In contrast, my petrology students were told that searching the internet is fine, but that their main sources of information should come from articles, textbooks, etc.

Maybe what we really need to focus on is teaching our students when it is appropriate to cite someone?

Anonymous said...

I don't think that it's appropriate to cite an anonymous blog because you cannot verify authorship. However, I do believe that it is fair game to look to blogs when looking essentially for Op-Ed pieces. Students need to know what sort of paper they are trying to put together.

Mathias said...

The last point you mention Elli is really important I think. At university we were never instructed or taught by anyone how and what to correctly cite, use for research, what is appropiate, etc.

It still gives me problems today (I'm about to start my master thesis soon) especially when having to cite information I could only find on the internet because I couldn't find other good sources (doesn't mean there aren't any just that they are not unaccesible for me) and also when I have to cite things I wrote, at least in parts, myself.

Nevetheless just plain copying from the net and pretending it's your own qualyfies for being plain stupid. Though still, esp. in first and 2nd year students, there is often no real sense, yet, of what's ok and what is not because no one really bothered to eplain the matter. At least that is my own impression and experience.

Arr Cee said...

The general policy I've always been given is that internet sources should not be used for written work, with certain exceptions, e.g. the ICS strat chart. I think this is a ood policy, as it has encouraged me to learn how to search for journal articles properly (I love my Athens account!), which is an important foundation for the next 3 years of my degree.

Julia said...

I agree with Ron - any tell could be picked up by all but the thickest students. However, most of us have a distinctive blogging style. I think my posts are very obviously British, and I'd like to think a teacher could spot where they're not quite right.

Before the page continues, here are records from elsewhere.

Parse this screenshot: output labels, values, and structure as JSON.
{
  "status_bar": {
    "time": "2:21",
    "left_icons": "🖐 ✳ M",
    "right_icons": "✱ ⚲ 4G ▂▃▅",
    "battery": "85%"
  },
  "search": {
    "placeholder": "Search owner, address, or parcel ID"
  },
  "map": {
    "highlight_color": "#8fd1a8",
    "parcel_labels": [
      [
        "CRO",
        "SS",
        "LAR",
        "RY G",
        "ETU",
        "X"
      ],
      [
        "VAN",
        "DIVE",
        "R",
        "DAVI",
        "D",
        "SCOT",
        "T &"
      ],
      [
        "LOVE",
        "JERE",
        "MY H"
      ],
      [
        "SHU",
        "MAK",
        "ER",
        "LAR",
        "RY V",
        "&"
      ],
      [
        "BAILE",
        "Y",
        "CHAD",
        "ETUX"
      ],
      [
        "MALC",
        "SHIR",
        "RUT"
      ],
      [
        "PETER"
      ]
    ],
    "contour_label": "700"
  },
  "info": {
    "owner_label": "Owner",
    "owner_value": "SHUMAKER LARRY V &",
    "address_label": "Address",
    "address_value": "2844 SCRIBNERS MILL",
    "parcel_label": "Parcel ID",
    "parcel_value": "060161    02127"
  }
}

I cited a blog post in my recent Comment in Nature Geoscience, and it was simply referenced as the URL. But I'd prefer to put a name and year of authorship, and a date of retrieval.

Andrew Alden, Oakland Geology blog said...

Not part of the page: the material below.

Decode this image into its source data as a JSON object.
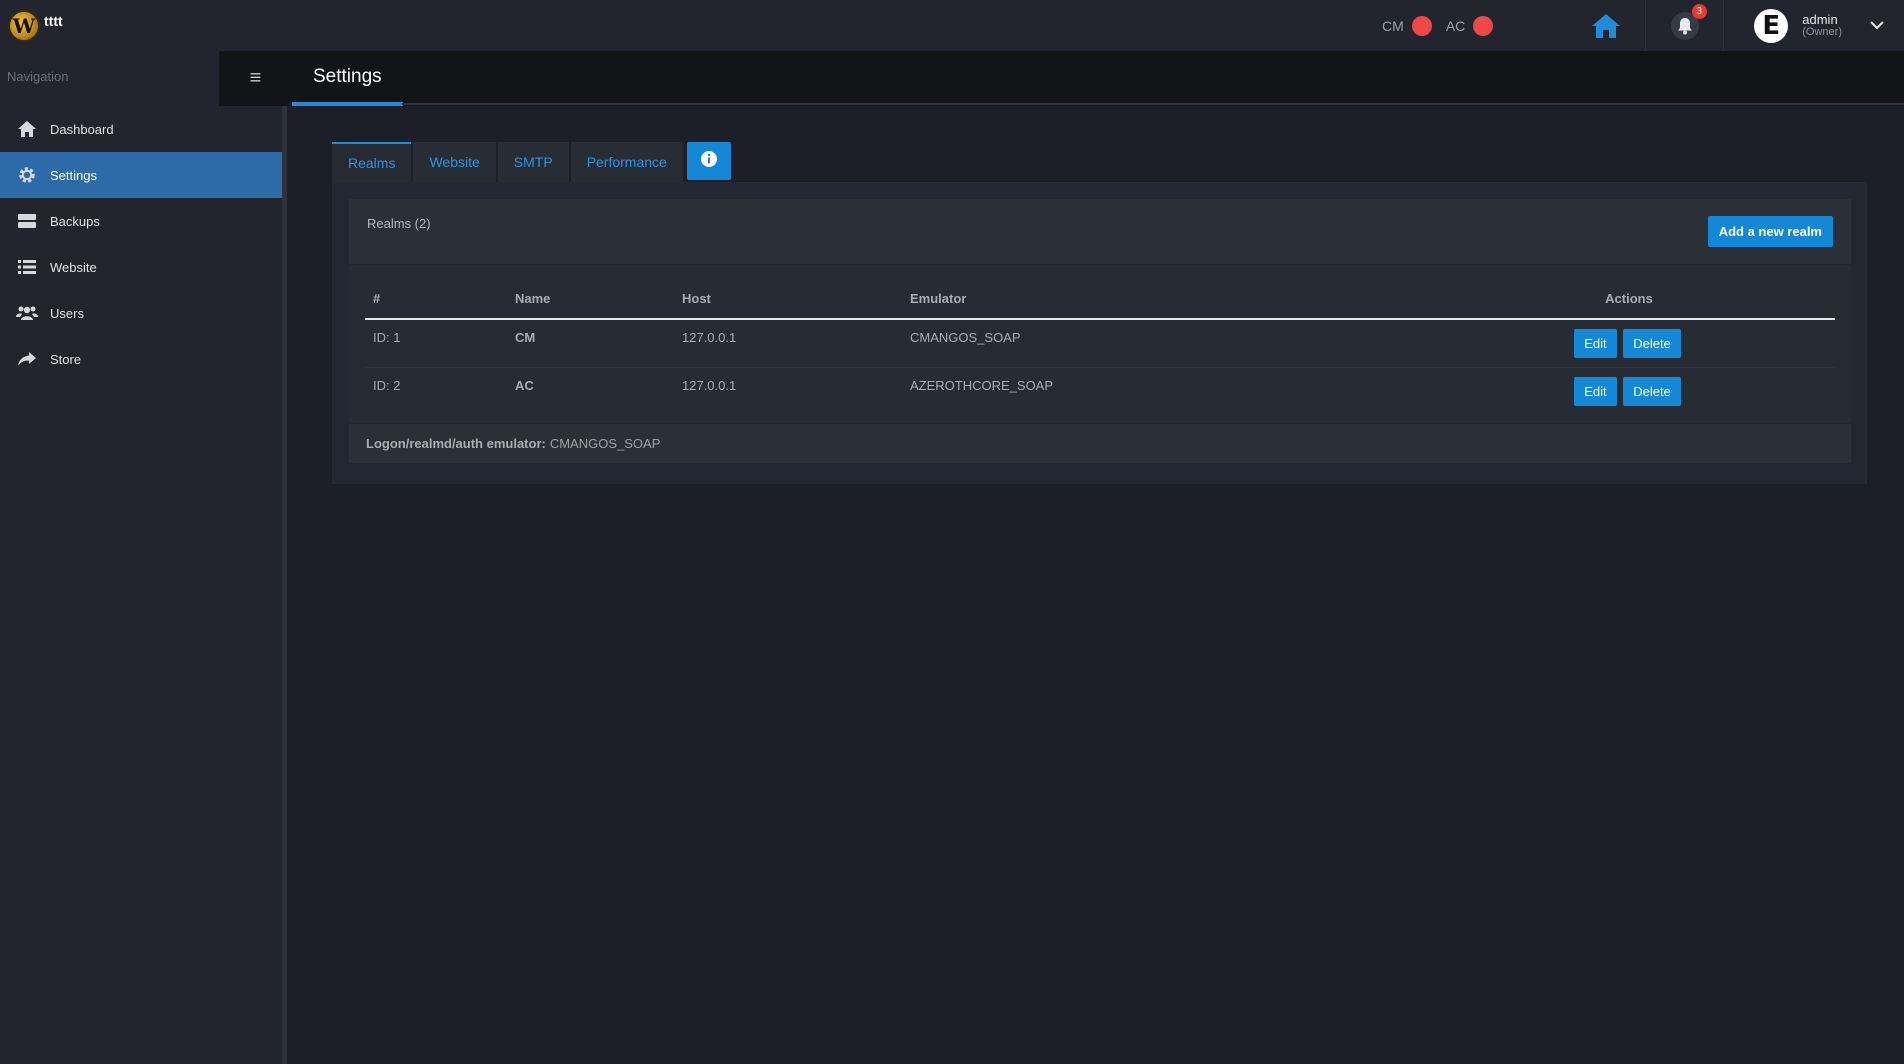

I would think that plagiarizing a blog is less of a potential problem than plagiarizing a journal paper. Journal papers can't be searched, even though they can easily be accessed from libraries. Maybe journal papers should have tells! Maybe they do, though, in the form of all those source citations.

Kim said...

I generally agree with Chris - I think that a blogger's style will usually be different from the style of a student writing a paper. (The combo of an informal style with correct use of semi-colons or the subjunctive tense would certainly catch my eye.) The main reason that I would consider using some kind of "tell" would be to catch the grader's eye. (I don't know about everyone else, but I don't generally feed papers into Google to look for plagiarism. I'm usually tipped off by something odd in the writing - sometimes grammatical, sometimes jargon, sometimes a stylistic break that marks the beginning of the plagiarized section.)

As for journal articles - yes, it is more difficult to test plagiarism. However, if something isn't available online, the student usually needs to type it in. (This may be different at schools with electronic access to journals.) All that typing is a lot of work. (And the dense language of most journal articles would make me very suspicious.)

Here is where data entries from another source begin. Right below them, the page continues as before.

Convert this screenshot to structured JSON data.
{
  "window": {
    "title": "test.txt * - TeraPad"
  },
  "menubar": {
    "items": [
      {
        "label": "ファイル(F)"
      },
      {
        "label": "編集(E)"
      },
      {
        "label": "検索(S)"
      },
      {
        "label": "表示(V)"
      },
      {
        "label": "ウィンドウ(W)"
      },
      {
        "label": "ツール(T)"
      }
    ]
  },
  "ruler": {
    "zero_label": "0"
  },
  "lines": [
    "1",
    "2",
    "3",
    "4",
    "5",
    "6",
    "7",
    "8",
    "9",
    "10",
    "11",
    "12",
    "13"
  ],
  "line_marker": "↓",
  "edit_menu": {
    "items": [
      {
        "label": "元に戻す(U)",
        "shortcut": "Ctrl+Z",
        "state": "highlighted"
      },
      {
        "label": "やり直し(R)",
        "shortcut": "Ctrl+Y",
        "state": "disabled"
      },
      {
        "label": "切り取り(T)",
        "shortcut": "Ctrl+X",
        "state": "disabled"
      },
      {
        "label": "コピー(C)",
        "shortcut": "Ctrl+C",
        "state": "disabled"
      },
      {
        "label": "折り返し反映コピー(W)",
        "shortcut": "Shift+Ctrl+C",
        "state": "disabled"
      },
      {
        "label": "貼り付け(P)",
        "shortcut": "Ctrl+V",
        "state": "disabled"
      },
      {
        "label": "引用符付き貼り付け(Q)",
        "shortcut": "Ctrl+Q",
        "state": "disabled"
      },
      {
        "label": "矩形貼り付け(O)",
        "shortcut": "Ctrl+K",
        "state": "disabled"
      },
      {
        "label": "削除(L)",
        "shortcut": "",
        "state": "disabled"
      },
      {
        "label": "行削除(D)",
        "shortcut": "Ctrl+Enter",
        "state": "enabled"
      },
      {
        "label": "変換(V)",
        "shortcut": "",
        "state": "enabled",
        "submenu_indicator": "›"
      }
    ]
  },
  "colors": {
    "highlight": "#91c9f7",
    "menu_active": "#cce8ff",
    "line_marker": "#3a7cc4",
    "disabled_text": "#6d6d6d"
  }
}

The question of whether to use sources without a clear author is something else, I think. There are situations (generally prep for senior thesis research) in which I allow students to cite equipment manuals, government documents, and internal reports, and many of them don't have their authors listed. And, well, this is science: what is said is more important than who said it, though one shouldn't go around stealing ideas (from anyone!) and passing them off as one's own.

(Also, I would argue that pseudonymous bloggers aren't anonymous - most have very distinctive voices. And I don't think they deserve more or less credit than people who put their names on their posts.)

Silver Fox said...

As an anonymous blogger, thanks for the vote of confidence. I do think there are things on any blog - anonymous or not - that should be referenced and cited, if used.